April 30, 2012 | 4 min read

Daily Record and Sunday Mail sportswriter Keevins, has revealed how he has been intimidated after criticising Rangers FC manager, Ally McCoist, on a radio news bulletin.

In a blog post, Keevins wrote: “This is how the intimidation business works.

“You appear on a radio news bulletin on Thursday morning and say Ally McCoist's too late with his statement distancing himself from those who're threatening the members of the SFA Judicial Panel for imposing a transfer ban on Rangers.

“The damage has already been done is the message.

“In the afternoon there comes a civilised call from the Ibrox Press Office in response to complaints made by the fans about the opinion you've offered.

“That night the e-mail arrives beginning with the message: ‘It's time for Keevins’."

Keevins continues to explain that he had written a piece stating that McCoist had been correct to ban the BBC until an apology was recieved, as he had his own image to consider outside of football.

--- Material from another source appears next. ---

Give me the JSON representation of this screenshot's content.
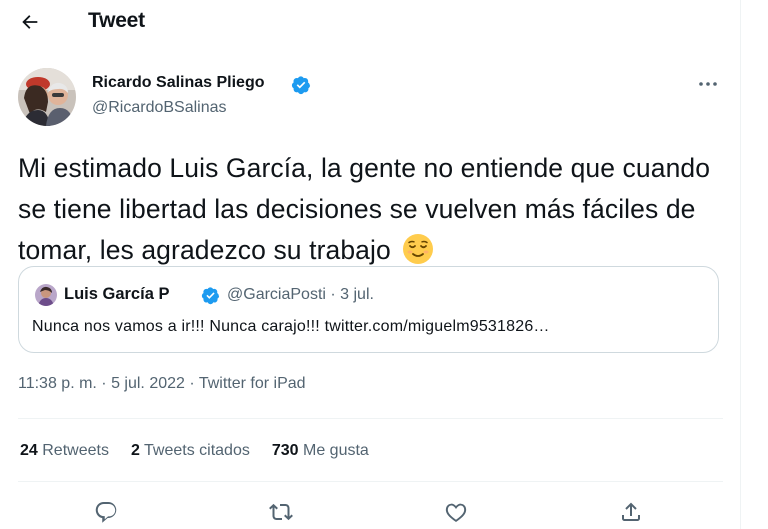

Keevins continues: “It wasn't written to curry favour with the manager and saying he was too late to say he was disgusted with the fans' tactics of intimidation wasn't intended to be inflammatory.

“It's possible to see two sides of a story, unless, of course, you're a fundamentalist.

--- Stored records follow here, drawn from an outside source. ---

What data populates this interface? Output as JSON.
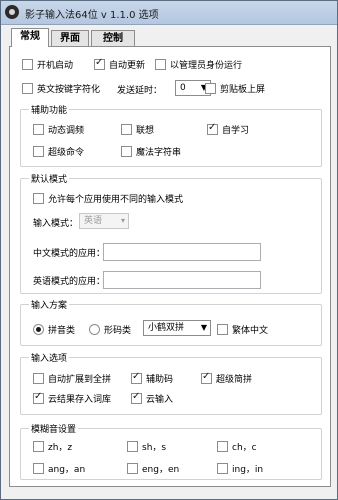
{
  "window": {
    "title": "影子输入法64位 v 1.1.0 选项",
    "icon": "shadow-input-logo"
  },
  "tabs": [
    {
      "label": "常规",
      "active": true
    },
    {
      "label": "界面",
      "active": false
    },
    {
      "label": "控制",
      "active": false
    }
  ],
  "general": {
    "autostart": {
      "label": "开机启动",
      "checked": false
    },
    "autoupdate": {
      "label": "自动更新",
      "checked": true
    },
    "run_as_admin": {
      "label": "以管理员身份运行",
      "checked": false
    },
    "english_punct": {
      "label": "英文按键字符化",
      "checked": false
    },
    "send_delay_label": "发送延时：",
    "send_delay_value": "0",
    "clipboard_screen": {
      "label": "剪贴板上屏",
      "checked": false
    }
  },
  "assist": {
    "title": "辅助功能",
    "items": [
      {
        "label": "动态调频",
        "checked": false
      },
      {
        "label": "联想",
        "checked": false
      },
      {
        "label": "自学习",
        "checked": true
      },
      {
        "label": "超级命令",
        "checked": false
      },
      {
        "label": "魔法字符串",
        "checked": false
      }
    ]
  },
  "default_mode": {
    "title": "默认模式",
    "per_app": {
      "label": "允许每个应用使用不同的输入模式",
      "checked": false
    },
    "input_mode_label": "输入模式：",
    "input_mode_value": "英语",
    "chinese_apps_label": "中文模式的应用：",
    "chinese_apps_value": "",
    "english_apps_label": "英语模式的应用：",
    "english_apps_value": ""
  },
  "scheme": {
    "title": "输入方案",
    "pinyin": {
      "label": "拼音类",
      "selected": true
    },
    "shape": {
      "label": "形码类",
      "selected": false
    },
    "scheme_value": "小鹤双拼",
    "traditional": {
      "label": "繁体中文",
      "checked": false
    }
  },
  "input_options": {
    "title": "输入选项",
    "items": [
      {
        "label": "自动扩展到全拼",
        "checked": false
      },
      {
        "label": "辅助码",
        "checked": true
      },
      {
        "label": "超级简拼",
        "checked": true
      },
      {
        "label": "云结果存入词库",
        "checked": true
      },
      {
        "label": "云输入",
        "checked": true
      }
    ]
  },
  "fuzzy": {
    "title": "模糊音设置",
    "items": [
      {
        "label": "zh，z",
        "checked": false
      },
      {
        "label": "sh，s",
        "checked": false
      },
      {
        "label": "ch，c",
        "checked": false
      },
      {
        "label": "ang，an",
        "checked": false
      },
      {
        "label": "eng，en",
        "checked": false
      },
      {
        "label": "ing，in",
        "checked": false
      }
    ]
  }
}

“It was a statement of fact about Ally because Strathclyde Police had already begun the job of advising the panel members on matters of personal safety before his press release hit news rooms everywhere.

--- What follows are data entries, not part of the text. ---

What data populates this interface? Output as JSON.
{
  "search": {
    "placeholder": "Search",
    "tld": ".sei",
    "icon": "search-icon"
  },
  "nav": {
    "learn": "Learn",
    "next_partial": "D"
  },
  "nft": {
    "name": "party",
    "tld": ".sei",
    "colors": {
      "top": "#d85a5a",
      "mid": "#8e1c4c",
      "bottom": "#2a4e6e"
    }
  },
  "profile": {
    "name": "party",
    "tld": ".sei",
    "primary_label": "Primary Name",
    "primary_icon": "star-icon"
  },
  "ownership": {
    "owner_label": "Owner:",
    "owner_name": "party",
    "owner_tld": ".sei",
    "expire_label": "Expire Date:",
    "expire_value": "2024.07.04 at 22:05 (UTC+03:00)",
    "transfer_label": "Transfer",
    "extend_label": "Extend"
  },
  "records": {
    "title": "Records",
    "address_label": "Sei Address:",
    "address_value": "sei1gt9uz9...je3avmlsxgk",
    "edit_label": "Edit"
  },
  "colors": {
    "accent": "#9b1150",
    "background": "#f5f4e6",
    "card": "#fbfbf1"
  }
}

“And the vigilante movement which has sprung up will now continue to have a malevolent affect on the game.

“I know of one man who was asked to be part of the Appeals Panel sitting in judgement of Rangers' year long transfer embargo and has declined the request.

“His answer was to the effect that he had something, anything to do that day, whenever it is, rather than turn himself into a human sacrifice.

“And at this point the game's rule of law breaks down. We've actually succeeded in making professional people involved in the game shy away from offering sound advice on sensitive issues in case their families are targeted for abuse, or worse.

“The refusenik is a high-profile member of the Scottish football community, well versed in current legislation, whose input would have been invaluable in the decision-making process.

“An erudite contribution which, I may say, was likelier to have seen the Ibrox club's sentence reduced than upheld if he'd been willing to run the risk of losing his anonymity.

“But Scottish football has now added gangsterism to sectarianism and racism on our list of things to be ashamed of, so the innocent won't take the risk of becoming victims of irrational behaviour.”

“What else can you call the threats delivered to those who made the original decision to ban Craig Whyte for life and fine Rangers for bringing the game into disrepute, as well as imposing the signing ban designed to last two transfer windows?

“The clamour to name and defame wasn't an appeal for full disclosure. The only reason you want names made public is to cause people discomfort.

“No wonder the Old Firm launched their retro kits on Thursday. The past encourages more positive images than the present or the future."

Keevins then began to look to the future for Rangers, and claimed that the club's fans were 'hell bent' on reprisals for the club's punishments, including boycotting away matches.

“Either way, the game's seriously damaged and it won't recover. We are looking at the beginning of the end for Scottish football, and you can make as many jokes about the Grim Reaper as you like.

Come back and see me when crowds have dropped to an alarming low.

“We've descended to a new low in this country and we haven't reached the bottoming out point yet.

If it isn't people going to prison for attempting to harm Celtic's manager it's others seeing fit to spread alarm because they disagree with a decision democratically arrived at and subject to an appeals process.

“The rest of the UK can look forward to tomorrow [Monday] night's Manchester derby, having first of all thrilled to the two Champions League semi finals in Madrid and Barcelona.

“We bring the world threats, intimidation and police intervention as well as the absolute certainty that today [Sunday] will be a long 24 hours for our emergency services.

“In other words, we're selling a freak show.”